Onsemi reportedly plans up to 300 job cuts at Czech facility
US semiconductor manufacturer Onsemi is reportedly planning to cut between 200 and 300 jobs at its plant in Rožnov pod Radhoštěm in the Czech Republic, according to Czech media outlet e15. The cuts follow an earlier round of approximately 170 layoffs at the same facility in 2025.
The restructuring reportedly affects specialists working on silicon carbide semiconductors. According to e15, Onsemi has concluded that in-house SiC wafer production is no longer economically viable and is shifting toward external sourcing of lower-cost wafers while focusing on higher value-added downstream processes.
While SiC wafer production still costs Western manufacturers around USD 1,200 per wafer, Chinese producers have driven costs down to roughly USD 400, according to Taiwan's Central News Agency. Chinese players SICC and TankeBlue – backed by government subsidies and low electricity costs – have upgraded both technology and capacity and are increasingly undercutting Western rivals on price.

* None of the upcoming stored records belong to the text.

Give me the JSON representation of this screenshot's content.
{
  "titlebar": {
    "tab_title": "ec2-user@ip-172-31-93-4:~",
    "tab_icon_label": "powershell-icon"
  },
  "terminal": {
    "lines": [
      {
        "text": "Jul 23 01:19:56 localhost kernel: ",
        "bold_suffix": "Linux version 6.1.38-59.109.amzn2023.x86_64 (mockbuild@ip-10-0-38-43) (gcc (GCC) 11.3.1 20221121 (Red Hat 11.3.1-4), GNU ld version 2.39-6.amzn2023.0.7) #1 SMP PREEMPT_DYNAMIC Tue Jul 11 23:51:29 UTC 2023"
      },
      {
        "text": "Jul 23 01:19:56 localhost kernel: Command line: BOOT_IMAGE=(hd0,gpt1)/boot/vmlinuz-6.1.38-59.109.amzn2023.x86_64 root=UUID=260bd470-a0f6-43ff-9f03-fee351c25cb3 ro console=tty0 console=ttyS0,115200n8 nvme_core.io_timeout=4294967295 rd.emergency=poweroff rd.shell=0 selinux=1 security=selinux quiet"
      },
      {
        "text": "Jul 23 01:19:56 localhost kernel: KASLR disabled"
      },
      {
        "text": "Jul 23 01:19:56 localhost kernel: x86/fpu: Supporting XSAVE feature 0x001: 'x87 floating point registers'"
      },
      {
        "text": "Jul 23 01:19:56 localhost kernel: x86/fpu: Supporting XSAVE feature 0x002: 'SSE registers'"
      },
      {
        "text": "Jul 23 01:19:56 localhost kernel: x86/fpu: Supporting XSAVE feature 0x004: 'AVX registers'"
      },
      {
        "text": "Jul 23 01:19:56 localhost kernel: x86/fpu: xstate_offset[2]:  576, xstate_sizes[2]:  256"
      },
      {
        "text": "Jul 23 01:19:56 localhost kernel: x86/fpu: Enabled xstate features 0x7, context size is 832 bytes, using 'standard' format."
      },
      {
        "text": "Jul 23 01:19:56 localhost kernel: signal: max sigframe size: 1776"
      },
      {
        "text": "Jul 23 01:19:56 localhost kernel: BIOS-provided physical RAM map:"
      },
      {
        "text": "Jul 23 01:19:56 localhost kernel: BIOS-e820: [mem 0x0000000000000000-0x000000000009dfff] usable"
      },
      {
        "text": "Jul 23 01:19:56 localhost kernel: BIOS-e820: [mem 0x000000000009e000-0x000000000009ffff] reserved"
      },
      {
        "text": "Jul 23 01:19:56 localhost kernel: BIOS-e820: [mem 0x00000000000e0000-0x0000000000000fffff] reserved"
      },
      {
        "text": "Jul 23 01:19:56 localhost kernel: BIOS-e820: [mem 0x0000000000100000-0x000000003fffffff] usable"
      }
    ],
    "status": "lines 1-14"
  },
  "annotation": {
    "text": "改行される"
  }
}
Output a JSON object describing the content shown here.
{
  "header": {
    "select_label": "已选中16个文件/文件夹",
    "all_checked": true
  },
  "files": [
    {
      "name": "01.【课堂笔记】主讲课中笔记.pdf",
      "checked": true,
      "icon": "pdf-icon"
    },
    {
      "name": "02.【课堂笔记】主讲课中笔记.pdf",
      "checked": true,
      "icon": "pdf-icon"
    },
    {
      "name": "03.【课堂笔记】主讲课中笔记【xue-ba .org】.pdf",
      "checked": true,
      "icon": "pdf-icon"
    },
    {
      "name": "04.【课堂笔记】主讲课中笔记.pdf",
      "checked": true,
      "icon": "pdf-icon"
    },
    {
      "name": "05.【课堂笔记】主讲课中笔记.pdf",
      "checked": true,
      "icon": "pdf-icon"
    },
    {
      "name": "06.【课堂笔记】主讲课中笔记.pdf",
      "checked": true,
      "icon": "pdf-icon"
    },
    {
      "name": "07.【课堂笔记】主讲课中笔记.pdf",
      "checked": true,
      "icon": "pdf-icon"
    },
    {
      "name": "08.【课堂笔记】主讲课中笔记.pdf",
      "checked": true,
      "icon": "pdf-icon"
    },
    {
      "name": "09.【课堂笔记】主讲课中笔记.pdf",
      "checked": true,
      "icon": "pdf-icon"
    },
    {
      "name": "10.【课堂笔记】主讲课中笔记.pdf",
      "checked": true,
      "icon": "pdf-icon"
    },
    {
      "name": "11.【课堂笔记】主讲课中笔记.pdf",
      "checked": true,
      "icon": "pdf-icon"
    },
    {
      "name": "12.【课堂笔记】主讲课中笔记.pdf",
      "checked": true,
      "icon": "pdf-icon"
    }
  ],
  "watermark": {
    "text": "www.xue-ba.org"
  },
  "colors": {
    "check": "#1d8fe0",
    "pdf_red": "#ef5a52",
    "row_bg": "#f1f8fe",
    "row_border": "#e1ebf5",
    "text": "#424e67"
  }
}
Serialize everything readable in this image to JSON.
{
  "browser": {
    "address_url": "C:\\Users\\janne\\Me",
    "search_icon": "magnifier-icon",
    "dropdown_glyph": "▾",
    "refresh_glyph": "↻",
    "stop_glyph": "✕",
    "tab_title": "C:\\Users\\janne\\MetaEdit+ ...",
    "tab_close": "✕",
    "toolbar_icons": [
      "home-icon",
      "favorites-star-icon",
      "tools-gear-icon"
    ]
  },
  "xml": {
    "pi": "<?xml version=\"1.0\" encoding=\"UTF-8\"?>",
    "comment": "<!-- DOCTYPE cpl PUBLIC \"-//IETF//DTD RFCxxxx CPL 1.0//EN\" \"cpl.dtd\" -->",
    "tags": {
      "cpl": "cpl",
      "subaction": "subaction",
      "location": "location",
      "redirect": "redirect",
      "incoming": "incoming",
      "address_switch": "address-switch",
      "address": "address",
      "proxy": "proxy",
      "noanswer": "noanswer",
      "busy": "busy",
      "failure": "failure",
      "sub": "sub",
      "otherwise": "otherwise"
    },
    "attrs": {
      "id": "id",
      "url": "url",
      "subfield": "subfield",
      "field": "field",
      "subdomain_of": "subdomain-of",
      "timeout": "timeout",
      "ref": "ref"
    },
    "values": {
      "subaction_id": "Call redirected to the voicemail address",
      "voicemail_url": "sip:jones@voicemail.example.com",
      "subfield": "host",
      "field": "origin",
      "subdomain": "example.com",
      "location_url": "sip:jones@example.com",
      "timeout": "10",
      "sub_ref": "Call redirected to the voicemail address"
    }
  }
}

According to TrendForce data, Wolfspeed held the largest share of N-type SiC substrates in 2025 at 27.6%, with SICC and TankeBlue close behind at 21.5% and 20.1% respectively.
Onsemi's facility in Rožnov pod Radhoštěm is one of the company's key SiC production hubs, and in November last year the European Commission approved a Czech government support package of approximately EUR 450 million for a planned expansion of the site. The total investment for the new expanded facility is estimated at EUR 1.64 billion. Commercial operations at the new facility are expected to begin by 2027.
Onsemi has not publicly commented on the reported layoffs.